Quatrième image, la case une fois terminée.

Les personnages que tu as mis en scène dans Druides, les moines notemment, ont tous une trogne particulière, composant une galerie de portrait pour le moins marquante… Comment construis-tu l'apparence des tes personnages?
Je me devais pour l'album les Druides de créer des têtes vraiment particulières pour mes moines. Tous sont vêtus de la même façon. Il fallait donc que le lecteur les différencie au premier coup d'œil. J'adore créer des trognes particulières, flirtant presque avec le grotesque. La vie autour de nous nous propose chaque jour une formidable galerie de personnages. Je puise donc l'inspiration dans les gens que j'ai pu croiser dans la journée. Parfois, je fais une petite recherche sur le net avec Google en tapant un prénom au hasard. Vous seriez surpris des résultats que l'on peut trouversmiley


© Soleil / Jacques Lamontagne


Dans quel environnement travailles-tu? De nombreux dessinateur aiment à dessiner en musique? Et toi?
Durant la production des Druides j'ai souvent fait jouer des chants Grégoriens comme musique de fond, ça m'aidait à rendre les ambiances des monastères. Sinon, j'écoute vraiment de tout et plus souvent qu'autrement, seulement le silence.
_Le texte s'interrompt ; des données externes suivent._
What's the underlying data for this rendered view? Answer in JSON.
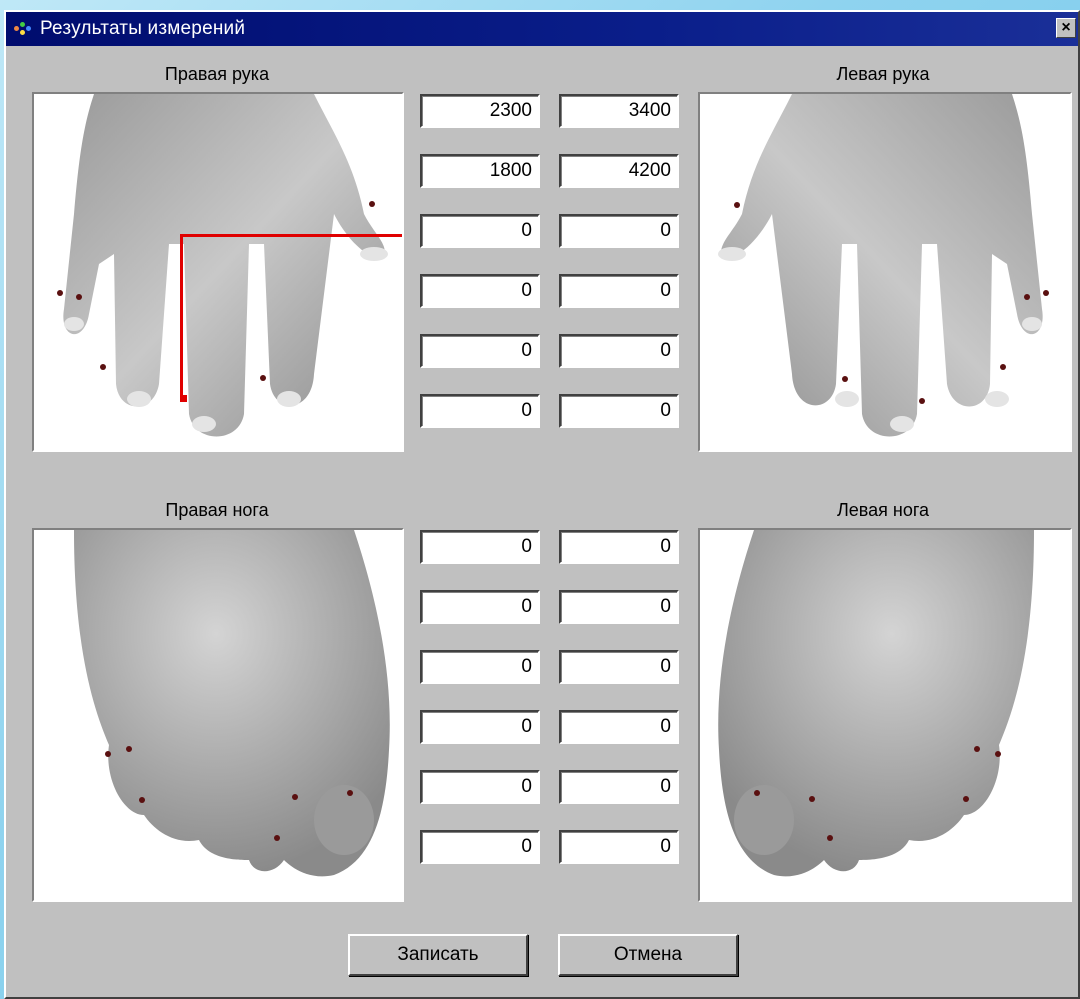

Le moins que l'on puisse dire c'est que ton premier album a fait sensation dès sa publication. Quels sont tes autres projets à cours ou moyen terme?
Je m'affaire présentement à la suite des Druides. Le boulot avance rondement. Je travaille également à deux contes pour le troisième tome des Contes de l'Ankou. Des projets d'une série parallèle aux Druides sont dans l'air... Mais pour l'instant, ce sont Les Druides qui priment. On ne désire pas faire attendre trop longtemps les lecteurs pour connaître la suite des aventures de Gwench'lan et Taran. Entre ça, je continue à prendre des contrats d'illustration.


© Soleil / Jacques Lamontagne


Tu as créé un site internet sur lequel vous proposez aux lecteurs de découvrir vos œuvres et vos différents travaux. Peux-tu nous expliquer cette démarche que l'on ne peut qu'applaudir à deux mains?
En réalité, ce site dédié à ce premier tome ne tient que sur une page, plutôt mal faite d'ailleurs. Je déteste les codes html et toute la programmation pour le web, mais je voulais tout de même créer un petit quelque chose sur la série Les Druides d'ici à ce que j'aie plus de temps pour en monter un valable, ou encore, les sous pour payer quelqu'un pour le faire à ma place.

Qu'est ce qui te passionne tant dans le métier de dessinateur de BD?
Grand amateur de cinéma et de lecture, la BD c'est la fusion complète entre ces deux arts. On devient à la fois réalisateur, monteur, photographe de plateau, éclairagiste...

Quel sont tes derniers coups de cœur? (BD, ciné, musique ou romans…)
Pour la BD, le vol du corbeau et les 3 Green Manor. Cinéma, y'a un moment que j'ai vu un film qui m'a véritablement plu.

Y-a-t-il une question que je n'ai pas posé et à laquelle tu souhaiterais néanmoins répondre?
Non, j'ai l'impression d'avoir tout dit! smiley

Pour finir, comme le veut la tradition et afin de mieux te connaître, voici un portrait chinois à la sauce Imaginaire…

Une créature mythologique : Un Centaure
Un personnage de cinéma : Joseph dans la gloire de mon père
Un personnage biblique : Jacques ( c'est pourquoi ma maman m'a donné ce prénom)
Un personnage de roman : Sherlock Holmes
Un personnage historique : Winston Churchill
Un pirate (fictif ou historique) : Long John Silver
Un personnage de BD : Jules de chez Smith en face
Un personnage de théâtre: Guignol
Une œuvre humaine: Toutes les oeuvres humanitaires qui nous redonnent espoir en l'homme.